Metadata and Resource Exchange Using the Open Archives Initiative Protocol for Metadata Harvesting (OAI-PMH)

Simeon Warner

Abstract

This tutorial will provide an overview of best practices for OAI-PMH data providers and how they relate to the expectations and needs of service providers. We use practical experience from harvesting projects and the validation service to highlight pitfalls and ways to avoid them. We will also review best practices for the production of shareable metadata including character encoding, namespace and XML schema issues, and the support of multiple metadata formats.

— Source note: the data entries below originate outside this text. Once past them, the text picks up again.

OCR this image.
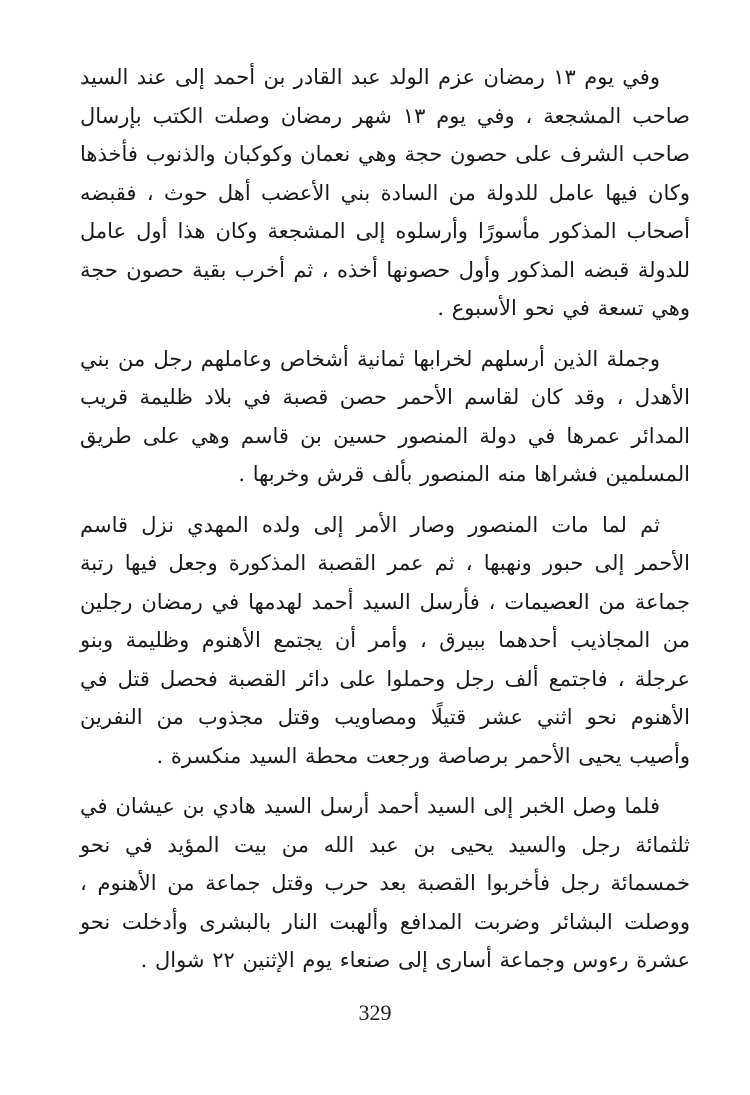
وفي يوم ١٣ رمضان عزم الولد عبد القادر بن أحمد إلى عند السيد صاحب المشجعة ، وفي يوم ١٣ شهر رمضان وصلت الكتب بإرسال صاحب الشرف على حصون حجة وهي نعمان وكوكبان والذنوب فأخذها وكان فيها عامل للدولة من السادة بني الأعضب أهل حوث ، فقبضه أصحاب المذكور مأسورًا وأرسلوه إلى المشجعة وكان هذا أول عامل للدولة قبضه المذكور وأول حصونها أخذه ، ثم أخرب بقية حصون حجة وهي تسعة في نحو الأسبوع .

وجملة الذين أرسلهم لخرابها ثمانية أشخاص وعاملهم رجل من بني الأهدل ، وقد كان لقاسم الأحمر حصن قصبة في بلاد ظليمة قريب المدائر عمرها في دولة المنصور حسين بن قاسم وهي على طريق المسلمين فشراها منه المنصور بألف قرش وخربها .

ثم لما مات المنصور وصار الأمر إلى ولده المهدي نزل قاسم الأحمر إلى حبور ونهبها ، ثم عمر القصبة المذكورة وجعل فيها رتبة جماعة من العصيمات ، فأرسل السيد أحمد لهدمها في رمضان رجلين من المجاذيب أحدهما ببيرق ، وأمر أن يجتمع الأهنوم وظليمة وبنو عرجلة ، فاجتمع ألف رجل وحملوا على دائر القصبة فحصل قتل في الأهنوم نحو اثني عشر قتيلًا ومصاويب وقتل مجذوب من النفرين وأصيب يحيى الأحمر برصاصة ورجعت محطة السيد منكسرة .

فلما وصل الخبر إلى السيد أحمد أرسل السيد هادي بن عيشان في ثلثمائة رجل والسيد يحيى بن عبد الله من بيت المؤيد في نحو خمسمائة رجل فأخربوا القصبة بعد حرب وقتل جماعة من الأهنوم ، ووصلت البشائر وضربت المدافع وألهبت النار بالبشرى وأدخلت نحو عشرة رءوس وجماعة أسارى إلى صنعاء يوم الإثنين ٢٢ شوال .

329
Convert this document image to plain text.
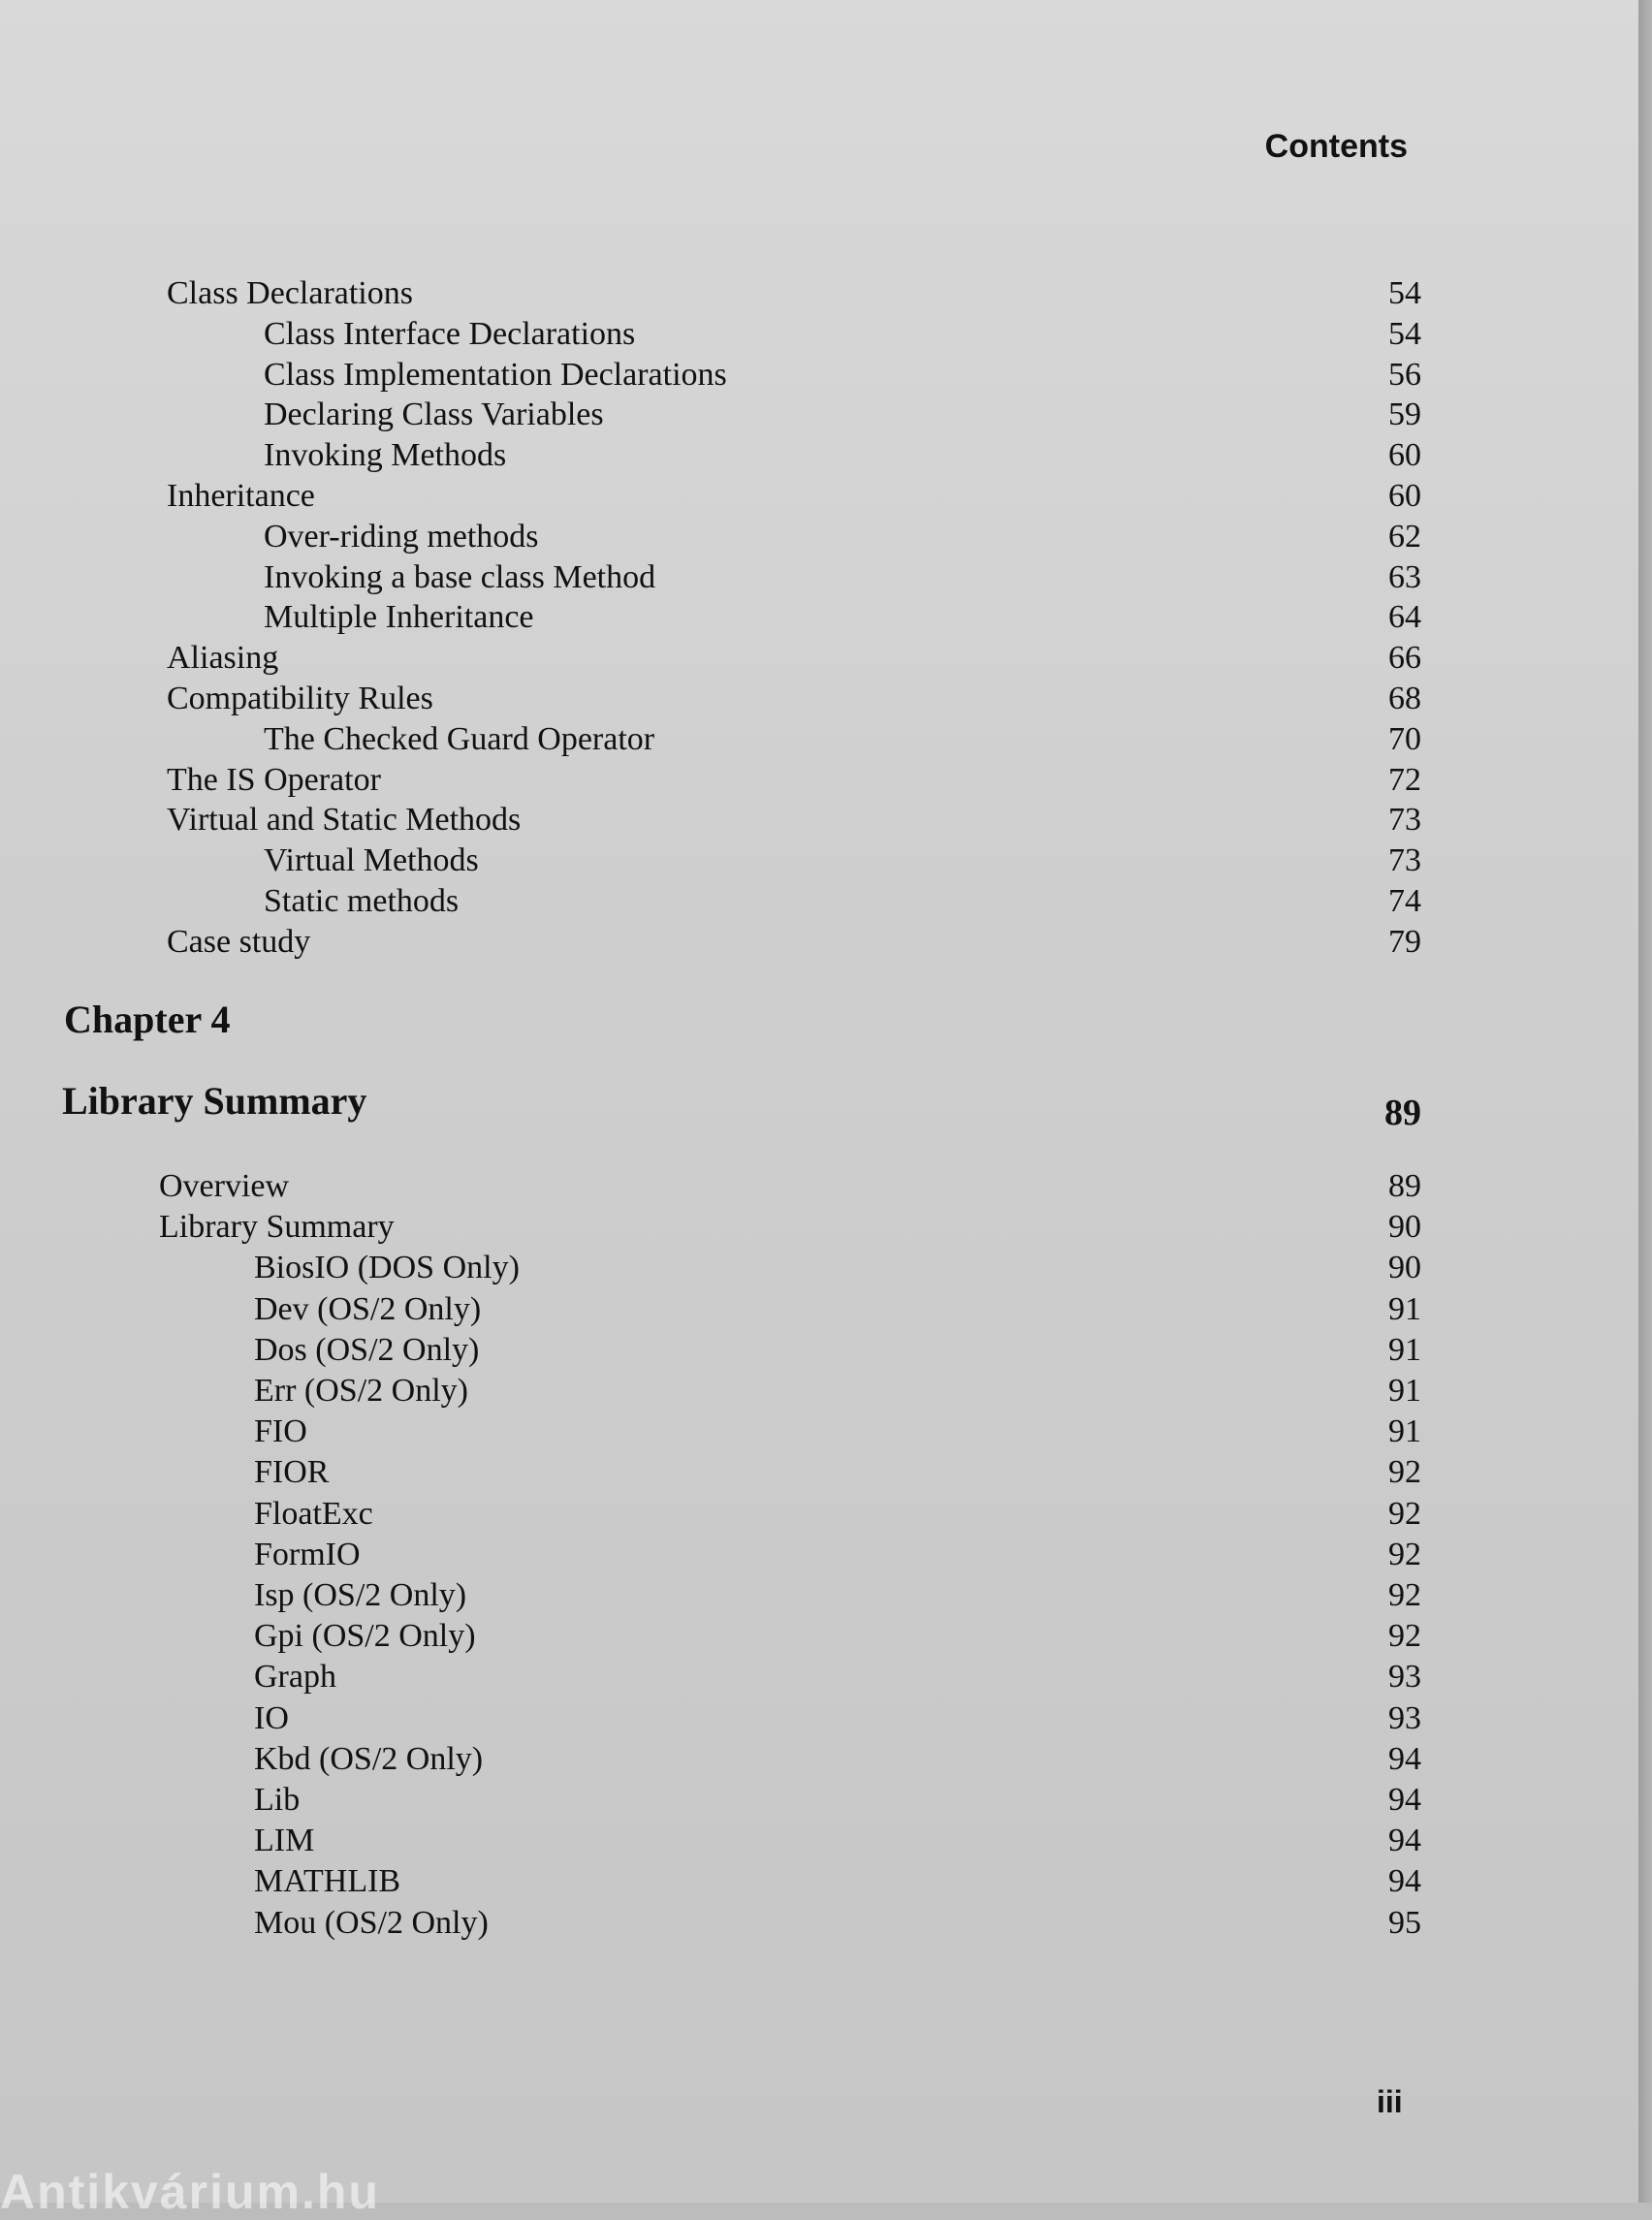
Contents
Class Declarations	54
Class Interface Declarations	54
Class Implementation Declarations	56
Declaring Class Variables	59
Invoking Methods	60
Inheritance	60
Over-riding methods	62
Invoking a base class Method	63
Multiple Inheritance	64
Aliasing	66
Compatibility Rules	68
The Checked Guard Operator	70
The IS Operator	72
Virtual and Static Methods	73
Virtual Methods	73
Static methods	74
Case study	79
Chapter 4
Library Summary	89
Overview	89
Library Summary	90
BiosIO (DOS Only)	90
Dev (OS/2 Only)	91
Dos (OS/2 Only)	91
Err (OS/2 Only)	91
FIO	91
FIOR	92
FloatExc	92
FormIO	92
Isp (OS/2 Only)	92
Gpi (OS/2 Only)	92
Graph	93
IO	93
Kbd (OS/2 Only)	94
Lib	94
LIM	94
MATHLIB	94
Mou (OS/2 Only)	95
iii
Antikvárium.hu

These ideas will be extended with a discussion of OAI-PMH applications beyond bibliographic metadata exchange, with a focus on resource harvesting. We will describe how representations of resources using complex object formats (such as MPEG-21 DIDL, METS and SCORM) fit into the OAI-PMH data model. We will show how they can provide the basis for a robust resource harvesting framework using the OAI-PMH.

Target Audience

Those implementing the OAI-PMH. Attendees should already be familiar with OAI protocol basics and underlying technologies such as XML, W3C XML Schema and metadata formats. Experience with either data provider or service provider implementations will be of benefit.

Presenter

Simeon Warner is a Research Associate in Computing and Information Science at Cornell University. He is one of the developers of the arXiv e-print archive and his research interests include web information systems, interoperability, and open-access scholarly publishing. He has been actively involved with the Open Archives Initiative (OAI) since its inception and was one of the authors of the OAI Protocol for Metadata Harvesting. He worked at Los Alamos National Laboratory before moving with arXiv to Cornell in 2001. Prior to working on arXiv, he worked in the Physics Department at Syracuse University in computational physics, a discipline in which arXiv has eclipsed conventional journals as the preferred means of scholarly communication.